Labor’s response was admirably creative in the range of policies it relates to science and tech and promised to boost research and development “getting it closer to 3 per cent of GDP achieved in other countries.” But it did reiterate an important specific, “our support for legislation to establish the Australian Economic Accelerator, which is core to the government’s commercialisation plan.
Which is all good news for applied research, whoever is PM next week.
But there is thing that Labor would do differently, “ establish an Australian Universities Accord to drive lasting reform at our universities.”
Apparently, the Accord, “will help deliver accessibility, affordability, quality, certainty, sustainability and prosperity to the higher education sector and the country.”
Good o – but who, a learned reader remarks, will do the driving.

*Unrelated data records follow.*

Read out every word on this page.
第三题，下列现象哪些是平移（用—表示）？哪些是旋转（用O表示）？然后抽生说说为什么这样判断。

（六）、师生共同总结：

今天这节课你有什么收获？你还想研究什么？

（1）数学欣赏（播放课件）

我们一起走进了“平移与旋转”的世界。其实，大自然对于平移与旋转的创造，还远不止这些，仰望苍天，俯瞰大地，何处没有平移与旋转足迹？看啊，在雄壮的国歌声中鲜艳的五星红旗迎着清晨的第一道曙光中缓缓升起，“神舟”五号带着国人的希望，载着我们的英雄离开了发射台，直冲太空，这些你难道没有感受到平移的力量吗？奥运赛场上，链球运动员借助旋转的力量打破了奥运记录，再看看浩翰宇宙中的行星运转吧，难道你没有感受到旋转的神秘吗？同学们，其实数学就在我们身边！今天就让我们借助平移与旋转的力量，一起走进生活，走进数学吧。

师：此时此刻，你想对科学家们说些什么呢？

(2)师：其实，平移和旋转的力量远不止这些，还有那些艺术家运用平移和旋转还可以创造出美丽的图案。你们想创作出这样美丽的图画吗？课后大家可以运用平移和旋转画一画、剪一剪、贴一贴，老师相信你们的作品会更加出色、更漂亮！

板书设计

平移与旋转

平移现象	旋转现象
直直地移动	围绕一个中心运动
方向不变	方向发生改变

Simone Heald (Sunraysia Community Health) is the new chair of La Trobe U Mildura’s advisory board.
Anita Heiss (Uni Queensland) wins the NSW Premier’s Literary Award for Indigenous Writers. It’s for her novel, Bila Yarrudhanggalangdhuray (Simon and Schuster).
National Computational Infrastructure announces the Australasian Leadership Computing Grants go to, Igor Bray (Curtin U), Evelyne Deplazes (Uni Queensland) Richard Sandberg (Uni Melbourne). They have research time on NCI’s Gadi super computer.
Teresa Tjia becomes CEO of the Victorian Tertiary Admissions Centre. She moves from dean of students at Federation U.